Uma investigação do portal O Decreto revela que, entre 2017 e 2025, a MCA, através das subsidiárias MCA Deutschland GMBH e M. Couto Alves – Vias, S.A., acumulou contratos no valor de mais de 1,7 mil milhões de euros e cerca de 44 mil milhões de kwanzas, todos atribuídos sem concurso público.
Entre os projetos mais significativos destaca-se um contrato de 1,02 mil milhões de euros assinado em 2022 para a eletrificação de 60 comunas com sistemas híbridos de energia.
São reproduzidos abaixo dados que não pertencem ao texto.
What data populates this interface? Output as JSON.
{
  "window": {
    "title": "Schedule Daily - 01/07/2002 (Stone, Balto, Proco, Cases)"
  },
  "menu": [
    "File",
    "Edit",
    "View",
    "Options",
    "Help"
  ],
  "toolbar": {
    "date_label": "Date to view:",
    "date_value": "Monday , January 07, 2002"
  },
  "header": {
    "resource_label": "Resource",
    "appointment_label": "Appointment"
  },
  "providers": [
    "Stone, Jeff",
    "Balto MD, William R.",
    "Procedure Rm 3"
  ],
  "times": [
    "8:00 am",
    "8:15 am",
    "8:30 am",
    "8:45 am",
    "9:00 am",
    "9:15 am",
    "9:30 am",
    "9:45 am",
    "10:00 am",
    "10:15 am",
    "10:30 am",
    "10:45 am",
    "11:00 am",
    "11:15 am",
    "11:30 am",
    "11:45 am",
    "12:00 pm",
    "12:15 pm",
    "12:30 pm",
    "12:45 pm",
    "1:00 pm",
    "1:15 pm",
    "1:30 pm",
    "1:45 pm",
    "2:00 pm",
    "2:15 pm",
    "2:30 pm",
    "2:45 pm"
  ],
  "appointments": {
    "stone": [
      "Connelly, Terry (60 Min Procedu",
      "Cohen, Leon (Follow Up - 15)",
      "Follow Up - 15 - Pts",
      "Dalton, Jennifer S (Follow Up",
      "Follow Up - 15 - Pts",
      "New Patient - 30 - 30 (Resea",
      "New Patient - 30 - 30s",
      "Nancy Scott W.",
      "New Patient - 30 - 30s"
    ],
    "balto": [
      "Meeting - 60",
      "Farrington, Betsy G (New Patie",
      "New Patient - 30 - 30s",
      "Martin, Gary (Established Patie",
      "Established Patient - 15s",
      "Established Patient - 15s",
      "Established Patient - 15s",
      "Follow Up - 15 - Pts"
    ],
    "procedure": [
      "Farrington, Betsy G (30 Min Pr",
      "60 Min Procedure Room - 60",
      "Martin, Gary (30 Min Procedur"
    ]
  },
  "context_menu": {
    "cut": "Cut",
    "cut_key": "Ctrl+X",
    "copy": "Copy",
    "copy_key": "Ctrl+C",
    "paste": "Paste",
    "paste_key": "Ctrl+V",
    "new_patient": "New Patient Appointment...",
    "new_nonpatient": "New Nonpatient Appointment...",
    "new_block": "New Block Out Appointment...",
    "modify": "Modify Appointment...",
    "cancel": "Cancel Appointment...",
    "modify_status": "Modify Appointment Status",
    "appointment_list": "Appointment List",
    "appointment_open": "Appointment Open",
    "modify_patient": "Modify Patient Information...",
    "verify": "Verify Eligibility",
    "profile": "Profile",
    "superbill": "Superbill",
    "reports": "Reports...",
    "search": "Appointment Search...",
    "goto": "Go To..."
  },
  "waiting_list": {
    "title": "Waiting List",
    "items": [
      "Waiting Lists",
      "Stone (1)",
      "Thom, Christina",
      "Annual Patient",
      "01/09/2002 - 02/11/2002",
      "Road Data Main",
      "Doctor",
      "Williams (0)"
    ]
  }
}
Em 2024, novas adendas estenderam o projeto às províncias de Malanje, Bié, Moxico, Lunda-Norte e Lunda-Sul, também por ajuste direto.
Outro contrato recente, autorizado pelo Despacho Presidencial n.º 130/25, envolve a instalação de painéis solares em localidades como Bailundo, Biópio, Kuito, Lucapa e Saurimo, no valor de 2,74 milhões de euros.
Além disso, obras rodoviárias e de infraestrutura urbana também foram atribuídas ao grupo. Exemplos incluem a reabilitação de vias como a estrada Ondjiva–Cuamato–Naulila (Cunene), a estrada Luena–Luéa–Lumeje (Moxico), e infraestruturas nas cidades do Uíge, Negage e Luanda, com valores contratuais que somam dezenas de milhares de milhões de kwanzas.
Especialistas do setor energético e da sociedade civil têm levantado preocupações sobre a transparência nos processos de contratação pública, apontando a repetição do nome MCA em adjudicações milionárias e a ausência de concursos abertos como sinais preocupantes de má gestão dos recursos públicos.
Apesar das críticas, o grupo MCA nega qualquer relação privilegiada com o executivo de João Lourenço. Contudo, até ao momento, os responsáveis da empresa não responderam ao pedido de esclarecimento enviado por O Decreto.
Fundado por Manuel Couto Alves em 1998, o Grupo MCA tem raízes na construção portuguesa e é atualmente um dos maiores operadores estrangeiros no setor das infraestruturas em Angola. Couto Alves é conhecido por ter impulsionado a internacionalização da empresa, empregando mais de mil pessoas. O grupo é liderado por uma equipa executiva que inclui nomes como Carlos Amado (COO de Energias) e Paulo Oliveira (CFO), além da participação de figuras não executivas como Luís Amado, ex-ministro dos Negócios Estrangeiros de Portugal.